É bem verdade que não podemos esquecer que se trata apenas de uma jovem de 17 anos, revelando em suas letras os desejos pueris e até certa inocência por quem já passou por essa tenra idade. Mas Lorde tem conteúdo, levando-se em conta ser considerada pela família uma garota superdotada, que desde pequena gostava de livros e lia romances inteiros de Raymond Carver e T. S. Elliot. Filha de uma dona de casa que já ganhou um concurso nacional de poesia e de um engenheiro, a pequena Ella pode não ter vindo de uma família de tradicionais músicos clássicos, mas nem por isso, em sua suburbana vida de classe média, pode-se dizer que os familiares de Lorde não a tivessem influenciado com boa leitura e boa música. Foi assim que a artista foi se fazendo precocemente, aos poucos, lapidando um som meio lounge, no estilo Portishead, que veio a ser marca característica da cantora neozelandesa.
Apresentação em Seattle em 2013. |
Escutei todas as faixas de Pure Heroine, e apesar de considerar algumas repetitivas, achei no total um disco muito bom. O bom senso da produção de Joel Little revela uma cantora intimista, com uma pequena e discreta pegada soul, que faz parecer canções como Royals feitas sob medida para uma menininha adolescente que questiona na sua letra o consumismo exacerbado de sua geração, tornando-se um hit instantâneo nas rádios e na televisão.
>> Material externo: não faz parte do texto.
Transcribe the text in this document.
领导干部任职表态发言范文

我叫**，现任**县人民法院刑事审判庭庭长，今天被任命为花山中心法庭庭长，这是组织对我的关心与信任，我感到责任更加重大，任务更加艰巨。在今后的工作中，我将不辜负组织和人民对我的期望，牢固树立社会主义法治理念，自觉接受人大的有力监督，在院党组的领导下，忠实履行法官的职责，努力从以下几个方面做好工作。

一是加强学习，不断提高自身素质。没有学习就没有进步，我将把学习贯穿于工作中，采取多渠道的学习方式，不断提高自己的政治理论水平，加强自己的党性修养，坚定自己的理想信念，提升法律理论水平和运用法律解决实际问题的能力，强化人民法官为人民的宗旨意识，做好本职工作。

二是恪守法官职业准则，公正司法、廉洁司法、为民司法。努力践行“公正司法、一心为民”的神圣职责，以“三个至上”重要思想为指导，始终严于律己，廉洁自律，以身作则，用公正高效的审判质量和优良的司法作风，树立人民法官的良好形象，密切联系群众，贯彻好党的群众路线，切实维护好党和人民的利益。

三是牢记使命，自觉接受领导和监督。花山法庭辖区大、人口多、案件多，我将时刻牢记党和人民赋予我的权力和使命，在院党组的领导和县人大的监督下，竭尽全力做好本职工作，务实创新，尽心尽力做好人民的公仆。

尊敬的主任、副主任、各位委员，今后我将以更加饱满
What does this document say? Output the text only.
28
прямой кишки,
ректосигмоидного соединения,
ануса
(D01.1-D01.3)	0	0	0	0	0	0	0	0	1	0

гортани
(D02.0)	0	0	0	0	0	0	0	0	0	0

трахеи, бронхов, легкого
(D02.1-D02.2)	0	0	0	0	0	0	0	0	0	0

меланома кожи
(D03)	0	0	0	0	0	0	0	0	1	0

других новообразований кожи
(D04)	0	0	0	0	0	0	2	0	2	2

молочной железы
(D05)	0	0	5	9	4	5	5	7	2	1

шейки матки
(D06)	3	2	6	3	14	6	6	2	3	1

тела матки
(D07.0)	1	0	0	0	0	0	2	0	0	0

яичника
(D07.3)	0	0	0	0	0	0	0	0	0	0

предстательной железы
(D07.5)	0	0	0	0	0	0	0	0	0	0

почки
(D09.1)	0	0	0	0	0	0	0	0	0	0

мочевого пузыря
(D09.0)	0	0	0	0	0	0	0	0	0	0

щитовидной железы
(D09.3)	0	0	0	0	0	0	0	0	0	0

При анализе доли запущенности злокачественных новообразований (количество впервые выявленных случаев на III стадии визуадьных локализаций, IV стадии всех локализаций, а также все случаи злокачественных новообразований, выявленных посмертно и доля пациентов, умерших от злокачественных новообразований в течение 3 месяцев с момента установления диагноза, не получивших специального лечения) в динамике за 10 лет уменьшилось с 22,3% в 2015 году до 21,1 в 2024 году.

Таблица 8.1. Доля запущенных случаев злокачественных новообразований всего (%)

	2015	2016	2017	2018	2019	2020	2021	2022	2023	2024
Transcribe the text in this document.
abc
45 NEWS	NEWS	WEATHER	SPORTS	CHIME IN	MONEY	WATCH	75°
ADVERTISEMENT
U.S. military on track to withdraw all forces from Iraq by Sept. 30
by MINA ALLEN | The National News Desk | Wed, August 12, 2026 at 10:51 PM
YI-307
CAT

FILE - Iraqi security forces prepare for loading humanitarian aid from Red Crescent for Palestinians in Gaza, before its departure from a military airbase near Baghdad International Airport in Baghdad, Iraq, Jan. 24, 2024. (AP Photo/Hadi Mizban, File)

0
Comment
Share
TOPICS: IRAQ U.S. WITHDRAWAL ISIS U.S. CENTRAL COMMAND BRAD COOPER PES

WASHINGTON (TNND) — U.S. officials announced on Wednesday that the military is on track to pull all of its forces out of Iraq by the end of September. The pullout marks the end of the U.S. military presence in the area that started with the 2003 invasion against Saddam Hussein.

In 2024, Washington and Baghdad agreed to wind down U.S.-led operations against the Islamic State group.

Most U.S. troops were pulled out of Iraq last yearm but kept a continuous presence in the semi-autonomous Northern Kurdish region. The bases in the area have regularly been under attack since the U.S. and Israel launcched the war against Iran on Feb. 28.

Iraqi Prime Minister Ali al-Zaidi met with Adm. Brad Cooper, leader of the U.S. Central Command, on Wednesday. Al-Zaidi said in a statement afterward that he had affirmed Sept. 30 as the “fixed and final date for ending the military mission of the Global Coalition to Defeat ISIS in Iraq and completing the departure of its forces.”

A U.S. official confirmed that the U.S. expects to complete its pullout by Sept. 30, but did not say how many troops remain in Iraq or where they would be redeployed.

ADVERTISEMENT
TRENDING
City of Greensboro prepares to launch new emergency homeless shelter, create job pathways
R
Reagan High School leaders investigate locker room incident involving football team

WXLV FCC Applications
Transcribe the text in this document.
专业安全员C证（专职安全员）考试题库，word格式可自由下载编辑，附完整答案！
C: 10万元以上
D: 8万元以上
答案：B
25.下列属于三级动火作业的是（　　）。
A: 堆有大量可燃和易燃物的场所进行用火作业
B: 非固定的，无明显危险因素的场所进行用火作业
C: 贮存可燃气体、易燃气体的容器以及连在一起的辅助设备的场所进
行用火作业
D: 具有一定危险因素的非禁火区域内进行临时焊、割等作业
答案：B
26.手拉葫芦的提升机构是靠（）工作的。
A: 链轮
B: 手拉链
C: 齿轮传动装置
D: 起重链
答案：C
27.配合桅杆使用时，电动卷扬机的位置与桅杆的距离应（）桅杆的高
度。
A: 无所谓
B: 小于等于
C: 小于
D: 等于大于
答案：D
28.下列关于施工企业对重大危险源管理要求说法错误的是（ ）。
Destaque também para 400 Lux, para mim, segunda música do álbum, e, certamente, uma das mais bonitas, boa para se ouvir no carro enquanto se está dirigindo, bem no estilo de bandas como Massive Atack ou Morcheba. Outras canções que merecem destaque são Buzzcut Season, Team e a intimista World Alone e a possante e viajante Glory and Gore.
Como se trata apenas do seu primeiro disco, acredito que Lorde ainda tenha muita munição para queimar. Vale aqui o destaque de ter a boa nova de ouvir mais uma boa cantora, que não se prende ao remelexo de certas divas, metidas a piriguete, que com coreografias cafonas ou duvidosas, querem se mostrar ao mundo não somente pela sua música, mas também pelo seu corpo, o que não é propriamente a minha praia em termos de gosto musical. Entre loiras de cabelo curto penduradas peladas em cima de uma bola de ferro e uma adolescente ruivinha que parece ter sido tirada de um seriado de Big Bang Theory, prefiro a segunda Que seja bem vinda a jovem Lorde ao mundo do estrelato musical e que sua música amadureça, assim como ela própria.